As the Blackhawks continue to look futile with a man advantage, the importance of special teams play when trying to win a Stanley Cup has come into focus for Chicago.
Could the Hawks’ achilles heel – a miserable powerplay – lead to an upset? History shows us it’s the penalty kill that’s more important to postseason success.
To say the Blackhawks have been pathetic on the powerplay lately is an understatement.
Since scoring two powerplay goals in an 8-1 win at Dallas on March 16 (13 games), the Blackhawks have converted only twice in 31 opportunities, and enter Monday’s action ranked 21st in the NHL (15.9 percent).
However, being ranked in the lower half of the league is nothing new to Cup champions.
None of the last four Stanley Cup champions – Los Angeles, Boston, Chicago and Pittsburgh – were ranked in the league’s upper half on powerplay during the regular season of their respective Cup-winning seasons.
- 2012 – Los Angeles – 17th – 16.9%
- 2011 – Boston – 20th – 16.2%
- 2010 – Blackhawks – 16th – 17.7%
- 2009 – Pittsburgh – 20th – 17.2%
As you can see, the success rate varied as did the overall rankings for these teams, but none of them was overwhelming on their powerplay.

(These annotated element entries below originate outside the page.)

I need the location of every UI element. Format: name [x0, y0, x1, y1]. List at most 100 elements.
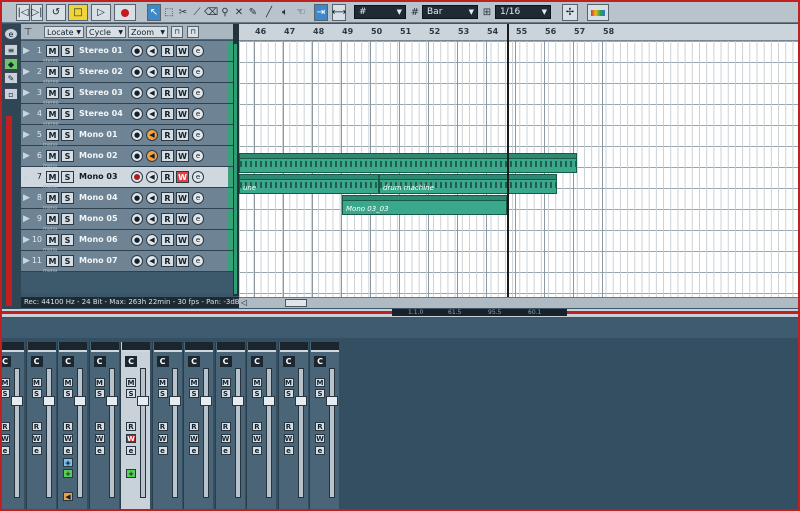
solo-button[interactable]: S [61, 234, 74, 246]
go-to-start-button[interactable]: |◁ [16, 4, 30, 21]
read-automation-button[interactable]: R [94, 422, 105, 431]
monitor-icon[interactable]: ◀ [146, 192, 158, 204]
read-automation-button[interactable]: R [161, 255, 174, 267]
read-automation-button[interactable]: R [161, 234, 174, 246]
mute-button[interactable]: M [46, 234, 59, 246]
volume-fader[interactable] [140, 368, 146, 498]
write-automation-button[interactable]: W [126, 434, 136, 443]
solo-button[interactable]: S [189, 389, 199, 398]
inspector-toggle-icon[interactable]: e [4, 28, 18, 40]
mixer-channel-strip[interactable]: C MS RWe [214, 342, 245, 509]
edit-icon[interactable]: e [63, 446, 73, 455]
read-automation-button[interactable]: R [126, 422, 136, 431]
object-select-tool-icon[interactable]: ↖ [147, 4, 161, 21]
edit-icon[interactable]: e [252, 446, 262, 455]
horizontal-scrollbar[interactable]: ◁ [239, 297, 798, 308]
cycle-button[interactable]: ↺ [46, 4, 66, 21]
mute-button[interactable]: M [126, 378, 136, 387]
project-cursor[interactable] [507, 24, 509, 297]
solo-button[interactable]: S [61, 192, 74, 204]
mute-button[interactable]: M [189, 378, 199, 387]
edit-channel-icon[interactable]: e [192, 213, 204, 225]
record-enable-icon[interactable]: ● [131, 192, 143, 204]
read-automation-button[interactable]: R [283, 422, 294, 431]
edit-channel-icon[interactable]: e [192, 255, 204, 267]
edit-icon[interactable]: e [189, 446, 199, 455]
channel-settings-button[interactable]: C [219, 356, 232, 367]
edit-icon[interactable]: e [126, 446, 136, 455]
write-automation-button[interactable]: W [176, 255, 189, 267]
mixer-channel-strip[interactable]: C M S R We ◈ + ◀ [57, 342, 87, 509]
monitor-icon[interactable]: ◀ [146, 213, 158, 225]
channel-settings-button[interactable]: C [156, 356, 169, 367]
track-expand-icon[interactable]: ▶ [23, 193, 30, 203]
solo-button[interactable]: S [220, 389, 231, 398]
solo-button[interactable]: S [2, 389, 10, 398]
write-automation-button[interactable]: W [315, 434, 325, 443]
mute-button[interactable]: M [2, 378, 10, 387]
monitor-icon[interactable]: ◀ [146, 108, 158, 120]
volume-fader[interactable] [45, 368, 52, 498]
audio-part[interactable] [239, 153, 577, 173]
solo-button[interactable]: S [61, 171, 74, 183]
read-automation-button[interactable]: R [161, 87, 174, 99]
mixer-channel-strip[interactable]: C MS RWe [309, 342, 339, 509]
range-select-tool-icon[interactable]: ⬚ [162, 5, 176, 19]
play-button[interactable]: ▷ [91, 4, 111, 21]
volume-fader[interactable] [171, 368, 178, 498]
channel-settings-button[interactable]: C [188, 356, 200, 367]
monitor-icon[interactable]: ◀ [63, 492, 73, 501]
line-tool-icon[interactable]: ╱ [262, 5, 276, 19]
write-automation-button[interactable]: W [220, 434, 231, 443]
write-automation-button[interactable]: W [63, 434, 73, 443]
record-enable-icon[interactable] [131, 171, 143, 183]
solo-button[interactable]: S [31, 389, 42, 398]
solo-button[interactable]: S [315, 389, 325, 398]
record-enable-icon[interactable]: ● [131, 150, 143, 162]
solo-button[interactable]: S [61, 87, 74, 99]
mixer-channel-strip[interactable]: C MS RWe [246, 342, 276, 509]
monitor-icon[interactable]: ◀ [146, 171, 158, 183]
scrollbar-thumb[interactable] [285, 299, 307, 307]
monitor-icon[interactable]: ◀ [146, 150, 158, 162]
track-row[interactable]: ▶ 9 M S Mono 05 mono ● ◀ R We [21, 209, 233, 232]
edit-channel-icon[interactable]: e [192, 108, 204, 120]
edit-channel-icon[interactable]: e [192, 66, 204, 78]
mixer-channel-strip[interactable]: C MS RWe [151, 342, 182, 509]
edit-icon[interactable]: e [2, 446, 10, 455]
write-automation-button[interactable]: W [283, 434, 294, 443]
header-option-2-icon[interactable]: ⊓ [187, 26, 199, 38]
channel-settings-button[interactable]: C [93, 356, 106, 367]
track-expand-icon[interactable]: ▶ [23, 109, 30, 119]
track-expand-icon[interactable]: ▶ [23, 172, 30, 182]
solo-button[interactable]: S [61, 45, 74, 57]
write-automation-button[interactable]: W [176, 213, 189, 225]
mixer-channel-strip[interactable]: C MS RWe [2, 342, 24, 509]
add-track-icon[interactable]: ◆ [4, 58, 18, 70]
record-enable-icon[interactable]: ● [131, 255, 143, 267]
write-automation-button[interactable]: W [176, 66, 189, 78]
read-automation-button[interactable]: R [157, 422, 168, 431]
audio-part[interactable]: une [239, 174, 379, 194]
channel-settings-button[interactable]: C [251, 356, 263, 367]
track-expand-icon[interactable]: ▶ [23, 235, 30, 245]
audio-part[interactable]: drum machine [379, 174, 557, 194]
track-row[interactable]: ▶ 11 M S Mono 07 mono ● ◀ R We [21, 251, 233, 274]
track-expand-icon[interactable]: ▶ [23, 88, 30, 98]
read-automation-button[interactable]: R [161, 171, 174, 183]
read-automation-button[interactable]: R [161, 213, 174, 225]
track-expand-icon[interactable]: ▶ [23, 256, 30, 266]
record-enable-icon[interactable]: ● [131, 45, 143, 57]
read-automation-button[interactable]: R [161, 108, 174, 120]
fader-handle[interactable] [294, 396, 307, 406]
monitor-icon[interactable]: ◀ [146, 45, 158, 57]
write-automation-button[interactable]: W [189, 434, 199, 443]
zoom-tool-icon[interactable]: ⚲ [218, 5, 232, 19]
mute-button[interactable]: M [283, 378, 294, 387]
record-button[interactable] [114, 4, 136, 21]
stop-button[interactable]: □ [68, 4, 88, 21]
add-icon[interactable]: + [126, 469, 136, 478]
track-row[interactable]: ▶ 4 M S Stereo 04 stereo ● ◀ R We [21, 104, 233, 127]
channel-settings-button[interactable]: C [30, 356, 43, 367]
solo-button[interactable]: S [61, 213, 74, 225]
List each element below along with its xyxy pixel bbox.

Getting something – indeed anything – out of the powerplay at this stage in the season would be a huge positive for the Blackhawks as they chase home-ice throughout the postseason and the Presidents Trophy.
Since the last lockout, though, history shows that a dominant penalty kill is the more important of the two special teams. When we contrast the success these teams had while killing their opponents’ advantage, the theme becomes more clear which special teams unit carries more weight when chasing the Cup.
Here are the last four champions and the current Blackhawks (followed by the number of short-handed goals scored):
- 2013 – Blackhawks – 5th – 85.8% (5 shg)
- 2012 – Los Angeles – 4th – 87.0% (9 shg)
- 2011 – Boston – 16th – 82.6% (11 shg)
- 2010 – Blackhawks – 5th – 85.0% (13 shg)
- 2009 – Pittsburgh – 8th – 82.7% (7 shg)
If we look back and include the 2007-08 Detroit Red Wings (8th – 84.0% – 5 shg), four of the last five champions have ranked in the league’s top ten in penalty killing. Boston’s 2010-11 season was a true outlier; they were mediocre on both special teams throughout that regular season.
Over the same 13-game stretch of powerplay failure, the Hawks’ penalty kill unit has been exceptional, killing 25 of 26 (96.2 percent).